Hainfeld-Konvent: BM Buchinger für neue Finanzierungsstruktur im Pflege- und Betreuungsbereich

Am Abschlusstag des 3-tägigen Konvents diskutierte BM Buchinger mit ExpertInnen und Interessierten über neue Wege um die Herausforderungen einer alternden Gesellschaft zu lösen

St. Pölten (SPI) - Bei einem durchschnittlichen Wachstum von nur 1,5 Prozent pro Jahr wird sich bis zum Jahr 2030 das Bruttoinlandsprodukt pro Kopf um ein Drittel erhöht haben. Die Anzahl der Menschen im Erwerbsalter, die derzeit rund 5,5 Millionen ausmacht, wird in diesem Zeitraum gleich bleiben, nur die Altersstruktur wird sich ändern. Der Anteil der über 80-Jähigen wird sich bis dahin verdoppeln.

"Die Herausforderung in einer alternden Gesellschaft wird es sein, das Pflege- und Betreuungsrisiko so zu gestalten, dass es gerecht verteilt ist", so BM Dr. Erwin Buchinger. Seine Forderungen sind:
Eine neue Finanzierungsstruktur für Pflege und Betreuung und die Schaffung einer entsprechenden personellen Struktur - einerseits durch Stärkung des immer mehr wegbrechenden Familienverbandes, andererseits durch den Ausbau der professionellen Schiene. Außerdem sollen die Formen der Pflege und Betreuung ausgebaut werden: "Viele Menschen haben außer dem Pflegeheim keine Alternative, hier müssen wir für mehr Wahlmöglichkeiten sorgen", erklärt Buchinger. Sei es durch Seniorenwohngemeinschaften, stationäre oder teilstationäre Angebote.

Moderator Wolfgang Luftensteiner (Renner Institut NÖ) sprach am Podium weiters mit BM a.D. Karl Blecha (Präs. des Seniorenrates); 2. LT-Präs. Ewald Sacher (Präs. Volkshilfe NÖ), Dr. Roland Paukner (Direktor für Pflegeheime der Stadt Wien) und Josef Wöss (Referent für Sozialpolitik der AK Wien) über die aktuelle Generationenproblematik.

"Bei der Finanzierung der Betreuung und Pflege muss ein Konsens zwischen Bund und Ländern gefunden werden", fordert Ewald Sacher. Er sieht das Problematik unter anderem darin, dass die Verteilung der finanziellen Mittel auch regional ungerecht erfolgt: "Das Problem des Föderalismus muss gelöst werden, sonst können viele andere Herausforderungen auch nicht gelöst werden", so Sacher weiter.

"Die Wohlstandsgewinne haben sich in den letzten Jahren verschoben.
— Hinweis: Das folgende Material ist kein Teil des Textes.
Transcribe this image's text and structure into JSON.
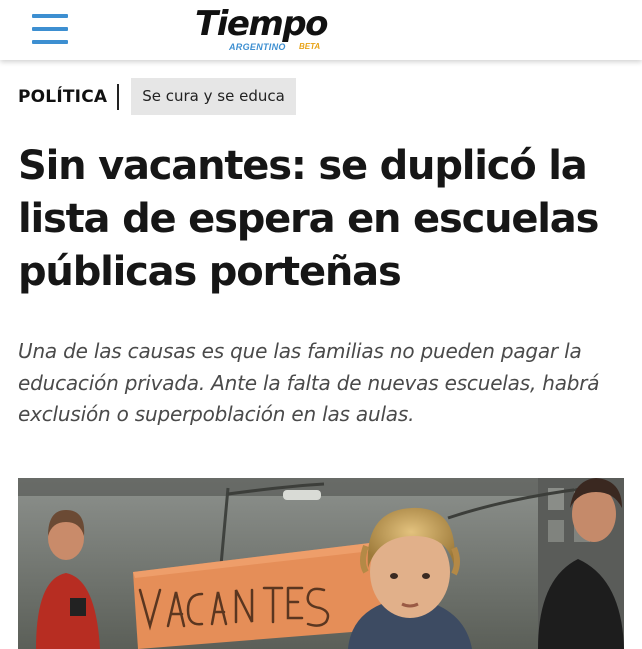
{
  "header": {
    "menu_icon": "hamburger-menu-icon",
    "logo": {
      "name": "Tiempo",
      "subtitle": "ARGENTINO",
      "badge": "BETA"
    },
    "colors": {
      "accent": "#3d8fd1",
      "beta": "#e8a317"
    }
  },
  "article": {
    "section": "POLÍTICA",
    "tag": "Se cura y se educa",
    "title": "Sin vacantes: se duplicó la lista de espera en escuelas públicas porteñas",
    "summary": "Una de las causas es que las familias no pueden pagar la educación privada. Ante la falta de nuevas escuelas, habrá exclusión o superpoblación en las aulas.",
    "image": {
      "sign_text": "VACANTES"
    }
  }
}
Eine wenige sind die Gewinner, für die breite Masse bleibt immer weniger übrig", bringt der Präsident des Seniorenrates, Karl Blecha, die ungerechte Verteilung der Mittel auf den Punkt. Er plädiert dafür, dass bei der Lösung der Finanzierungsfrage nicht die ArbeitnehmerInnen belastet werden dürfen, sondern die Wertschöpfung durch Einhebung von vermögensabhängigen Steuern erfolgen muss.

Auch die anderen Diskutanten sehen die Herausforderung keineswegs nur in der Finanzierung, "deren Lösung allerdings noch viele Diskussionen und Überzeugungsarbeit erfordert", so der einheitliche Tenor. Das Problem sei vielmehr, ein genaues Konzept für die Sicherung der Pflege und Betreuung zu entwickeln und ein "Pflegenetzwerk" mit mehreren Alternativen für die Betroffenen zu schaffen.
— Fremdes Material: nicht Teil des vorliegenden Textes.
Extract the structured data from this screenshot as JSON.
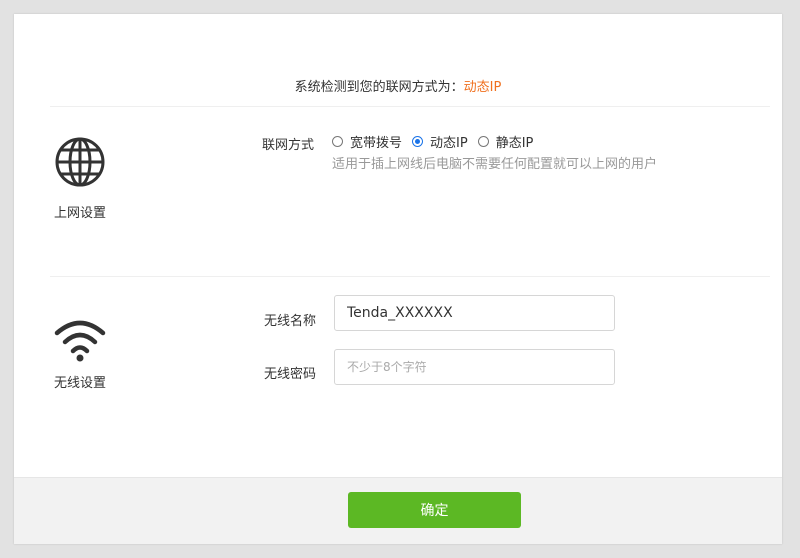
{
  "detect": {
    "prefix": "系统检测到您的联网方式为：",
    "value": "动态IP",
    "accent_color": "#f0701e"
  },
  "internet": {
    "section_label": "上网设置",
    "icon": "globe-icon",
    "mode_label": "联网方式",
    "options": [
      {
        "label": "宽带拨号",
        "checked": false
      },
      {
        "label": "动态IP",
        "checked": true
      },
      {
        "label": "静态IP",
        "checked": false
      }
    ],
    "hint": "适用于插上网线后电脑不需要任何配置就可以上网的用户"
  },
  "wireless": {
    "section_label": "无线设置",
    "icon": "wifi-icon",
    "ssid_label": "无线名称",
    "ssid_value": "Tenda_XXXXXX",
    "password_label": "无线密码",
    "password_placeholder": "不少于8个字符"
  },
  "footer": {
    "confirm_label": "确定",
    "confirm_color": "#5cb824"
  }
}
Am Nachmittag tagen zwei Arbeitsgruppen zu den Themen "Betreuungs-und Pflegemodelle für die Zukunft" und "Faire Chancen für ältere ArbeitnehmerInnen". Alle Ergebnisse des Hainfeld Konvents -interessante Diskussionsbeiträge und erarbeitete Lösungsansätze -werden in den nächsten Wochen zusammengefasst und veröffentlicht.